Updating a record is a call to RecordManager's update method, which takes the record id and an object and replaces whatever is there with that object. Note that you can put a completely different class in the update and JDBM won't complain, it just sees things as serializable objects. This is good if you are persisting classes with a common subclass or interface but can lead to ClassCastExceptions if you don't manage it carefully.
When you've completed your updates or persisting new records, you need to commit the changes, using the RecordManager's commit method which completes the JDBM transaction. You can also use the rollback method to roll back changes to the last commit, but there are caveats to using that which we'll get back to. Here's the rest of generateTaskId which updates the stored task id:

generatedTaskId++;
recman.update(recid,generatedTaskId);
recman.commit();

Now, you could use just this part of the JDBM API to manage a lot of persistence, but there are two classes you can use which make JDBM much more useful, HTree and BTree. The HTree gives JDBM a simple persistent hash tree into which you can put() and get() keyed values but lacks ordering or size semantics. The BTree is a more scalable and manageable tree, with ordering and size semantics and the ability to browse the tree. We use the BTree in the Tasks class to store the Task instances. To create a BTree, we call a static method, createInstance, in BTree, giving it a record manager and a Comparator instance to allow it to compare keys. JDBM comes with a set of Comparators for Long, String and ByteArray; as our key is a Long, we can use the LongComparator:

BTree tasktable;
...
tasktable=BTree.createInstance(recman,new LongComparator());

Now we have a BTree instance, we can use the setNamedObject() method to save a reference to the record; the BTree keeps a reference to its own record id in the JDBM store which we can get using the getRecid() method.

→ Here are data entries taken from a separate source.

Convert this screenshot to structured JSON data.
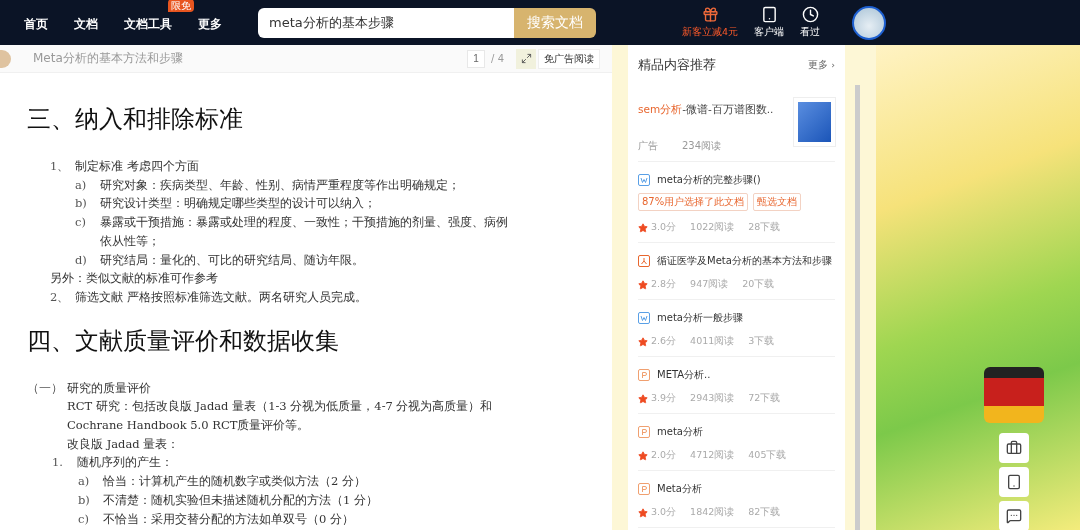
{
  "header": {
    "nav": [
      {
        "label": "首页"
      },
      {
        "label": "文档"
      },
      {
        "label": "文档工具",
        "badge": "限免"
      },
      {
        "label": "更多"
      }
    ],
    "search": {
      "value": "meta分析的基本步骤",
      "button": "搜索文档"
    },
    "actions": [
      {
        "kind": "gift",
        "label": "新客立减4元"
      },
      {
        "kind": "device",
        "label": "客户端"
      },
      {
        "kind": "history",
        "label": "看过"
      }
    ]
  },
  "toolbar": {
    "title": "Meta分析的基本方法和步骤",
    "page": "1",
    "pages": "/ 4",
    "ad_free": "免广告阅读"
  },
  "document": [
    {
      "kind": "heading",
      "text": "三、纳入和排除标准"
    },
    {
      "kind": "item",
      "marker": "1、",
      "text": "制定标准 考虑四个方面",
      "children": [
        {
          "kind": "item",
          "marker": "a)",
          "text": "研究对象：疾病类型、年龄、性别、病情严重程度等作出明确规定；"
        },
        {
          "kind": "item",
          "marker": "b)",
          "text": "研究设计类型：明确规定哪些类型的设计可以纳入；"
        },
        {
          "kind": "item",
          "marker": "c)",
          "text": "暴露或干预措施：暴露或处理的程度、一致性；干预措施的剂量、强度、病例依从性等；"
        },
        {
          "kind": "item",
          "marker": "d)",
          "text": "研究结局：量化的、可比的研究结局、随访年限。"
        }
      ]
    },
    {
      "kind": "note",
      "text": "另外：类似文献的标准可作参考"
    },
    {
      "kind": "item",
      "marker": "2、",
      "text": "筛选文献 严格按照标准筛选文献。两名研究人员完成。"
    },
    {
      "kind": "heading",
      "text": "四、文献质量评价和数据收集"
    },
    {
      "kind": "item",
      "marker": "（一）",
      "text": "研究的质量评价",
      "children": [
        {
          "kind": "note",
          "text": "RCT 研究：包括改良版 Jadad 量表（1-3 分视为低质量，4-7 分视为高质量）和 Cochrane Handbook  5.0  RCT质量评价等。"
        },
        {
          "kind": "note",
          "text": "改良版 Jadad 量表："
        },
        {
          "kind": "item",
          "marker": "1.",
          "text": "随机序列的产生：",
          "children": [
            {
              "kind": "item",
              "marker": "a)",
              "text": "恰当：计算机产生的随机数字或类似方法（2 分）"
            },
            {
              "kind": "item",
              "marker": "b)",
              "text": "不清楚：随机实验但未描述随机分配的方法（1 分）"
            },
            {
              "kind": "item",
              "marker": "c)",
              "text": "不恰当：采用交替分配的方法如单双号（0 分）"
            }
          ]
        }
      ]
    }
  ],
  "recommend": {
    "title": "精品内容推荐",
    "more": "更多 ›",
    "ad": {
      "highlight": "sem分析",
      "title": "-微谱-百万谱图数..",
      "label": "广告",
      "reads": "234阅读"
    },
    "docs": [
      {
        "kind": "word",
        "title": "meta分析的完整步骤()",
        "tags": [
          "87%用户选择了此文档",
          "甄选文档"
        ],
        "score": "3.0分",
        "reads": "1022阅读",
        "downloads": "28下载"
      },
      {
        "kind": "pdf",
        "title": "循证医学及Meta分析的基本方法和步骤",
        "score": "2.8分",
        "reads": "947阅读",
        "downloads": "20下载"
      },
      {
        "kind": "word",
        "title": "meta分析一般步骤",
        "score": "2.6分",
        "reads": "4011阅读",
        "downloads": "3下载"
      },
      {
        "kind": "ppt",
        "title": "META分析..",
        "score": "3.9分",
        "reads": "2943阅读",
        "downloads": "72下载"
      },
      {
        "kind": "ppt",
        "title": "meta分析",
        "score": "2.0分",
        "reads": "4712阅读",
        "downloads": "405下载"
      },
      {
        "kind": "ppt",
        "title": "Meta分析",
        "score": "3.0分",
        "reads": "1842阅读",
        "downloads": "82下载"
      }
    ]
  }
}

recman.setNamedObject("tasktable",tasktable.getRecid());

To retrieve an existing BTree, we can now look it up using getNamedObject(), but to recreate the BTree instance, we use the static load() method of BTree. load() takes the record manager and record id as parameters and returns a BTree instance.

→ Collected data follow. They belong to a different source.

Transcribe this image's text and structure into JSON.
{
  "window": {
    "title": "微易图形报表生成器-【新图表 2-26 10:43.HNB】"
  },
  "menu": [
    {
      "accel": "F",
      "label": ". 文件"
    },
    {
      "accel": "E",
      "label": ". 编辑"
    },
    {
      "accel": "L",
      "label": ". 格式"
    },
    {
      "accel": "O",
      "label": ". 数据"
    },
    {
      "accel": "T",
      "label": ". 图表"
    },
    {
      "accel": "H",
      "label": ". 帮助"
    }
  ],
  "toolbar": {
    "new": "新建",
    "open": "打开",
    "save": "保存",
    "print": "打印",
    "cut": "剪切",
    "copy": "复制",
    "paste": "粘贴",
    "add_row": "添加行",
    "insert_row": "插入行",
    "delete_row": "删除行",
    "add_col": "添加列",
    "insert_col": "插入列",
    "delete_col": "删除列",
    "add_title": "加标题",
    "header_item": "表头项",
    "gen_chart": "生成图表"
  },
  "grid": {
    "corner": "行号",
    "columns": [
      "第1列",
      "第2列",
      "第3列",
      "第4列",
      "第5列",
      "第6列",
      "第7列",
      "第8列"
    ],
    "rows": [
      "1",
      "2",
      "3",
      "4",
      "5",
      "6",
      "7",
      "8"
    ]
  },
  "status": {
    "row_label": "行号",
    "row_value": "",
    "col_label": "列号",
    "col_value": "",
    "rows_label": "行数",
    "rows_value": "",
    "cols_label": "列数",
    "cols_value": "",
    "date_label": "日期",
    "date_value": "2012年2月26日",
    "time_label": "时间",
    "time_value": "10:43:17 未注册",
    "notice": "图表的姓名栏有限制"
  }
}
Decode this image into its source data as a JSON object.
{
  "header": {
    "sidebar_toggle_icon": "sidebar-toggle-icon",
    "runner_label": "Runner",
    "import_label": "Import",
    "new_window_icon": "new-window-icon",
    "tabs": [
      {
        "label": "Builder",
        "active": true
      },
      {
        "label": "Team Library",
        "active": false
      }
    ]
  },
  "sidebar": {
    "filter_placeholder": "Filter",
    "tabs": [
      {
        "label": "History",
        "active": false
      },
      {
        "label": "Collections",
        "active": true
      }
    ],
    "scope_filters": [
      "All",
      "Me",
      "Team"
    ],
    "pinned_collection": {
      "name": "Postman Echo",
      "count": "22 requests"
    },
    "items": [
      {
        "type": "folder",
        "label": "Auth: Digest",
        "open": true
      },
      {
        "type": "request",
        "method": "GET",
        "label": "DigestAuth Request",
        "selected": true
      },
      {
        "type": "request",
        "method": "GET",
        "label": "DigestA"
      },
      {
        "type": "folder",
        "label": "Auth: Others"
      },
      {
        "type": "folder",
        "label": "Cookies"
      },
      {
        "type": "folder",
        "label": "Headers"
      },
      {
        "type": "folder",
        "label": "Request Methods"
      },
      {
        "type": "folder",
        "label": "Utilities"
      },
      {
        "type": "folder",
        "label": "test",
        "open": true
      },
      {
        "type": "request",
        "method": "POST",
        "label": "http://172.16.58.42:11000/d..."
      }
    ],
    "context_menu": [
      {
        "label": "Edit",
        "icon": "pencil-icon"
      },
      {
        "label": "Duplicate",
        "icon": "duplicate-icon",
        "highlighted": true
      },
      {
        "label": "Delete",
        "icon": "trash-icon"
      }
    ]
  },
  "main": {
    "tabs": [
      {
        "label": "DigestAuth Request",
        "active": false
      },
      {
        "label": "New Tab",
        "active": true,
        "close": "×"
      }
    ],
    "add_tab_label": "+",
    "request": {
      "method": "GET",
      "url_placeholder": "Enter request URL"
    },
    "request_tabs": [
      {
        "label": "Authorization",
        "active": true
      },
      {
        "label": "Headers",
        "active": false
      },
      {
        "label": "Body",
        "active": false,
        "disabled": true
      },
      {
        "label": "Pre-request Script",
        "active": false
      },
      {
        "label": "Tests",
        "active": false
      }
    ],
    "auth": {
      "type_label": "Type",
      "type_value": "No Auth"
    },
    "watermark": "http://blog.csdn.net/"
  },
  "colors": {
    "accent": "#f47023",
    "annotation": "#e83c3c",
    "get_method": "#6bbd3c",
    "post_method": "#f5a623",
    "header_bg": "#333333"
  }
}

long recid=recman.getNamedObject("tasktable");
...
tasktable=BTree.load(recman,recid);

Working with the BTree is simple; we can use its insert method to add records:

Task toDoTask=new Task();
...
tasktable.insert(l,toDoTask,false);

The boolean parameter at the end sets whether the insert should replace the record if the key already exists. Here, we are inserting a new record, so it's set to false. The insert() method actually returns an object, which would be the value of the existing key. To retrieve a key's value, we use the find() method; in DBMTaskImpl.java we find:

public Task getTask(Long id) throws IOException {
return (Task)tasktable.find(id);
}

To navigate around the tree, there is the TupleBrowser which we can obtain from the BTree using the browse() method which returns a TupleBrowser positioned at the start of the tree's keys. If you give browse() a key, it will position at just before that key in the tree, and if you give it a null as a key, it will position at the end; in JDBMTasksImpl.java we use this in the getTaskIds() which needs to return an array of all the keys in order, so we browse from the start;

TupleBrowser tupleBrowser=tasktable.browse();

Once we have a TupleBrowser, we need to create a Tuple to hold key/value pairs:

Tuple tuple=new Tuple();

The TupleBrowser takes this tuple as a parameter when we call the TupleBrowser getNext() or getPrevious() methods. Both methods return a boolean, true if a Tuple has been retrieved, false if not. So to iterate through all the key/value pairs we can call getNext() till it returns false:

while(tupleBrowser.getNext(tuple)) {
Long key=(Long)tuple.getKey();
...
}

With the TupleBrowser we can navigate around the tree easily. If you make structural changes to the tree though, the TupleBrowser will become inconsistent and you should get a fresh instance of it. As mentioned earlier, there's a catch using BTree and HTrees and JDBM rollback, namely that rollback invalidates BTrees and HTrees in memory so if you do rollback, you need to reload any tree instances.